Arai Hidenori, Nagai Kojiro, Doi Toshio
Department of Geriatric Medicine, Kyoto University Graduate School of Medicine, 54 Kawahara-cho, Shogoin, Sakyo-ku, Kyoto 606-8507, Japan.
Vitam Horm. 2008;78:375-92. doi: 10.1016/S0083-6729(07)00015-5.
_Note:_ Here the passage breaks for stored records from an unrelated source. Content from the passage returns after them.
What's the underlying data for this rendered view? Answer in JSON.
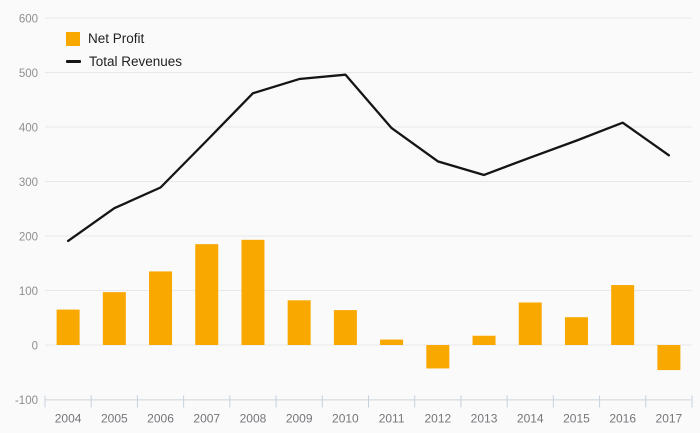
{
  "legend": {
    "items": [
      {
        "label": "Net Profit",
        "type": "bar",
        "color": "#F9A800"
      },
      {
        "label": "Total Revenues",
        "type": "line",
        "color": "#151515"
      }
    ]
  },
  "chart_data": {
    "type": "combo",
    "title": "",
    "xlabel": "",
    "ylabel": "",
    "categories": [
      "2004",
      "2005",
      "2006",
      "2007",
      "2008",
      "2009",
      "2010",
      "2011",
      "2012",
      "2013",
      "2014",
      "2015",
      "2016",
      "2017"
    ],
    "series": [
      {
        "name": "Net Profit",
        "type": "bar",
        "color": "#F9A800",
        "values": [
          65,
          97,
          135,
          185,
          193,
          82,
          64,
          10,
          -43,
          17,
          78,
          51,
          110,
          -46
        ]
      },
      {
        "name": "Total Revenues",
        "type": "line",
        "color": "#151515",
        "values": [
          191,
          251,
          289,
          375,
          462,
          488,
          496,
          398,
          337,
          312,
          344,
          375,
          408,
          348
        ]
      }
    ],
    "ylim": [
      -100,
      600
    ],
    "y_ticks": [
      600,
      500,
      400,
      300,
      200,
      100,
      0,
      -100
    ],
    "grid": true,
    "legend_position": "top-left"
  },
  "colors": {
    "background": "#FAFAFA",
    "gridline": "#E8E8E8",
    "axis_line": "#D9DEE4",
    "tick": "#C6D1DD",
    "y_label": "#8F8F8F",
    "x_label": "#75767A",
    "legend_text": "#1F1F1F"
  }
}
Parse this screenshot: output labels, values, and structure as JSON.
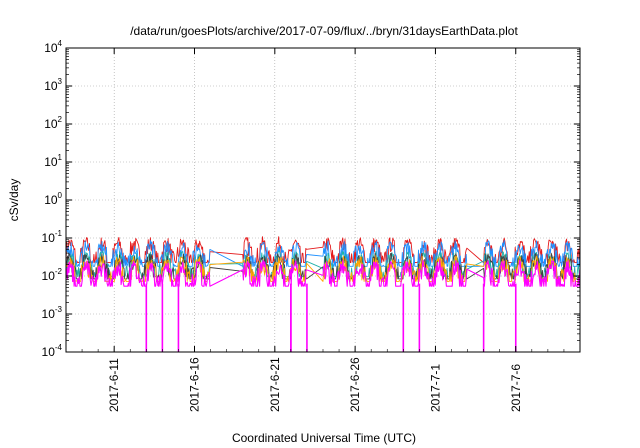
{
  "chart_data": {
    "type": "line",
    "title": "/data/run/goesPlots/archive/2017-07-09/flux/../bryn/31daysEarthData.plot",
    "xlabel": "Coordinated Universal Time (UTC)",
    "ylabel": "cSv/day",
    "yscale": "log",
    "ylim": [
      0.0001,
      10000
    ],
    "xlim": [
      "2017-06-08",
      "2017-07-10"
    ],
    "grid": true,
    "x_ticks": [
      "2017-6-11",
      "2017-6-16",
      "2017-6-21",
      "2017-6-26",
      "2017-7-1",
      "2017-7-6"
    ],
    "y_ticks": [
      {
        "base": "10",
        "exp": "-4",
        "value": 0.0001
      },
      {
        "base": "10",
        "exp": "-3",
        "value": 0.001
      },
      {
        "base": "10",
        "exp": "-2",
        "value": 0.01
      },
      {
        "base": "10",
        "exp": "-1",
        "value": 0.1
      },
      {
        "base": "10",
        "exp": "0",
        "value": 1
      },
      {
        "base": "10",
        "exp": "1",
        "value": 10
      },
      {
        "base": "10",
        "exp": "2",
        "value": 100
      },
      {
        "base": "10",
        "exp": "3",
        "value": 1000
      },
      {
        "base": "10",
        "exp": "4",
        "value": 10000
      }
    ],
    "data_segments": [
      {
        "start": "2017-06-08",
        "end": "2017-06-17"
      },
      {
        "start": "2017-06-19",
        "end": "2017-06-23"
      },
      {
        "start": "2017-06-24",
        "end": "2017-07-03"
      },
      {
        "start": "2017-07-04",
        "end": "2017-07-10"
      }
    ],
    "dropouts": [
      "2017-06-13",
      "2017-06-14",
      "2017-06-15",
      "2017-06-22",
      "2017-06-22",
      "2017-06-23",
      "2017-06-29",
      "2017-06-30",
      "2017-07-04",
      "2017-07-06"
    ],
    "series": [
      {
        "color": "#e41a1c",
        "level": 0.075,
        "spread": 0.12
      },
      {
        "color": "#1e90ff",
        "level": 0.06,
        "spread": 0.1
      },
      {
        "color": "#20b2aa",
        "level": 0.032,
        "spread": 0.05
      },
      {
        "color": "#404040",
        "level": 0.028,
        "spread": 0.045
      },
      {
        "color": "#ffa500",
        "level": 0.024,
        "spread": 0.04
      },
      {
        "color": "#ff00ff",
        "level": 0.018,
        "spread": 0.03
      }
    ]
  }
}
Nephropathy is one of the most common and severe complications of diabetes mellitus. The mechanism of diabetic nephropathy, however, remains incompletely understood. To elucidate the mechanism of diabetic nephropathy, we focus on the role of a vitamin K-dependent growth factor, growth arrest-specific gene 6 (Gas6), and its receptor Axl in the pathogenesis of diabetic nephropathy. We used streptozotocin (STZ)-induced diabetic rats and mice as a model of diabetic nephropathy and examined the role of Gas6 and Axl in the development of diabetic nephropathy. We also studied signaling mechanisms involved in mesangial hypertrophy characteristic of the early phase of diabetic nephropathy in vitro. After 12 weeks of STZ injection, the glomerular expression of Gas6 and Axl was increased along with the phosphorylation of Akt, p70 S6 kinase, and 4E-BP-1. Administration of warfarin, which inactivates Gas6, inhibited mesangial and glomerular hypertrophy and the increase in albuminuria in STZ-rats. Warfarin treatment also inhibited the phosphorylation of Akt, p70 S6 kinase, and 4E-BP-1. To demonstrate the specific role of Gas6, we showed that these findings were recapitulated in STZ-induced Gas6-knockout mice and confirmed the role of Gas6 in the development of diabetic nephropathy in vivo. In vitro stimulation of mesangial cells with Gas6 resulted in mesangial cell hypertrophy. Stimulation of the cells with 25 mmol/l of glucose increased the expression of Gas6/Axl and mesangial cell size compared with that with 5.6 mmol/l of glucose. LY294002 and rapamycin blocked Gas6-induced activation of the Akt/mTOR pathway and mesangial hypertrophy. Thus, we have found a novel mechanism of glomerular hypertrophy through the Gas6/Axl-mediated pathway in the development of diabetic nephropathy, where the Akt/mTOR pathway is a key signaling cascade in Gas6-mediated mesangial and glomerular hypertrophy. Inhibition of the Gas6/Axl pathway in diabetic patients might be beneficial to slow down the progression of diabetic nephropathy.
肾病是糖尿病最常见且最严重的并发症之一。然而,糖尿病肾病的发病机制仍未完全明确。为阐明糖尿病肾病的发病机制,我们重点研究了维生素K依赖性生长因子生长停滞特异性基因6(Gas6)及其受体Axl在糖尿病肾病发病过程中的作用。我们使用链脲佐菌素(STZ)诱导的糖尿病大鼠和小鼠作为糖尿病肾病模型,研究Gas6和Axl在糖尿病肾病发展中的作用。我们还在体外研究了糖尿病肾病早期特征性的系膜细胞肥大所涉及的信号传导机制。注射STZ 12周后,Gas6和Axl的肾小球表达增加,同时Akt、p70 S6激酶和4E-BP-1的磷酸化水平也升高。给予可使Gas6失活的华法林,可抑制STZ诱导的大鼠系膜和肾小球肥大以及蛋白尿增加。华法林治疗还可抑制Akt、p70 S6激酶和4E-BP-1的磷酸化。为证明Gas6的特定作用,我们发现这些结果在STZ诱导的Gas6基因敲除小鼠中得到重现,并在体内证实了Gas6在糖尿病肾病发展中的作用。体外使用Gas6刺激系膜细胞可导致系膜细胞肥大。与5.6 mmol/l葡萄糖刺激相比,25 mmol/l葡萄糖刺激细胞可增加Gas6/Axl的表达和系膜细胞大小。LY294002和雷帕霉素可阻断Gas6诱导的Akt/mTOR信号通路激活和系膜细胞肥大。因此,我们发现了糖尿病肾病发展过程中通过Gas6/Axl介导的途径导致肾小球肥大的新机制,其中Akt/mTOR信号通路是Gas6介导的系膜和肾小球肥大的关键信号级联反应。抑制糖尿病患者的Gas6/Axl信号通路可能有助于减缓糖尿病肾病的进展。